Season: Episode number; Average
1: 2; 3; 4; 5; 6; 7; 8; 9; 10; 11; 12; 13; 14; 15; 16
1; N/A; N/A; 543; 588; 530; 449; N/A; N/A; 566; N/A; 659; 698; N/A; 496; 551; 639; N/A

== Premakes ==

- The Japanese series Boku no Yabai Tsuma (transl. "My Bad Wife"), which was aired in 2016 and starred Hideaki Ito and Yoshino Kimura, is the original series that inspired 2020's My Dangerous Wife.

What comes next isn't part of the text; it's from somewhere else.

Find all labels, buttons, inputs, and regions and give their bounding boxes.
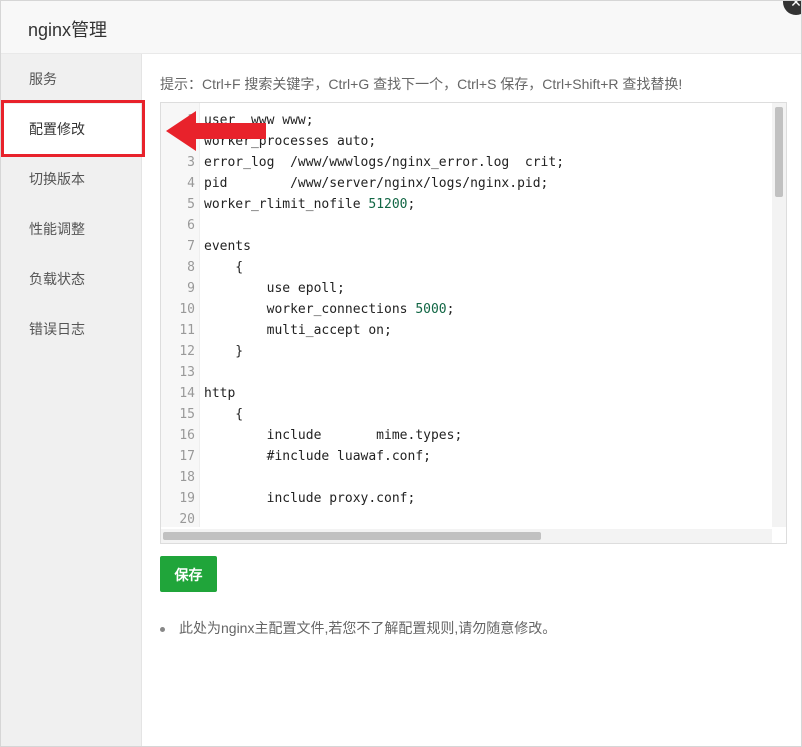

- Tehlikeli Karım (transl. "My Dangerous Wife"), starring Seçkin Özdemir and Gonca Vuslateri, is a Turkish remake of the Japanese series that aired on Show TV beginning March 25, 2018. Despite ending with low ratings in its 6th episode, the finale was well-planned and provided satisfying closure.